C’est comme ca que les choses se sont passées à l’époque. 6:23

Q. C’est vrai que Sartre a été un militant
extraordinaire, parce que nous avons commencé à militaire en Mai 68, on
allait aux usines, mais donc ce philosophe célèbre dans le monde entier,
il vendait des journaux devant les portes de Renault. C’était un très
grand esprit, mais un homme très humble.

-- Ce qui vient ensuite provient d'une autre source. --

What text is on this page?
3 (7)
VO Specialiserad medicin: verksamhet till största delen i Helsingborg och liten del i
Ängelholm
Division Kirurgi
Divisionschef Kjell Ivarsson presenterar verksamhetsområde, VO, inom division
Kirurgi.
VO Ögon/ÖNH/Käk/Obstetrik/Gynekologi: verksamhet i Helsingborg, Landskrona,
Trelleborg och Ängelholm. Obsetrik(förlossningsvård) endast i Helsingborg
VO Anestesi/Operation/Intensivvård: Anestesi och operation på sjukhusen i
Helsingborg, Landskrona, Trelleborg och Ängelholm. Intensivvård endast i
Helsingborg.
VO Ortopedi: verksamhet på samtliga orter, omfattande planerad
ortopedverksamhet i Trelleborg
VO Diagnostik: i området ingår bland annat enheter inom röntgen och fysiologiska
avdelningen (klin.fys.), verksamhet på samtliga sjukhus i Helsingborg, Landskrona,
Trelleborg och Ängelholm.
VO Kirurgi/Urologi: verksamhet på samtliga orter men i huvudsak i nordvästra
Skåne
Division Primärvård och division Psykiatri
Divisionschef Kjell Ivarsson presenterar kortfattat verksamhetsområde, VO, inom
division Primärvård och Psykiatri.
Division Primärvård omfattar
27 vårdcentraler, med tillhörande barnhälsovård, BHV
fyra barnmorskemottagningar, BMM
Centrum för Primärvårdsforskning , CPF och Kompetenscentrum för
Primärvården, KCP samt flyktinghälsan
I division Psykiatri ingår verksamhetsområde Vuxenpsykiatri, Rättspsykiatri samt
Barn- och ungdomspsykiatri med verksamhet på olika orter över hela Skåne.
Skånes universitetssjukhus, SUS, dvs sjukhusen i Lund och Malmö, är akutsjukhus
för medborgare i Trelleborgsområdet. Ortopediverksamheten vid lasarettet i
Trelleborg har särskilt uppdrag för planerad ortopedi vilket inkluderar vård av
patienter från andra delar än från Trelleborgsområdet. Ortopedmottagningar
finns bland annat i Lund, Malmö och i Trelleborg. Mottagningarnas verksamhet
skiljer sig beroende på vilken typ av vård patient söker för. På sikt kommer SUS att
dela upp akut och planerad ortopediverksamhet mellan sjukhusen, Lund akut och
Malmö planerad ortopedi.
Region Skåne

VL: très humble, il voulait
toucher tout le monde.

VL: Ah non, ça était une chance vraiment extraordinaire
pour nous et ce bouquin, et alors on a fait deux éditions, la première
fois on l’a édité je pense à 7000 exemplaires, et alors encore une
seconde édition à Dakar après, non c’est vraiment un bouquin qui a servi
beaucoup et… 7:15

Q. Pour revenir à Lumumba, vous vous souvenez de la
première rencontre que vous avez eue avec lui?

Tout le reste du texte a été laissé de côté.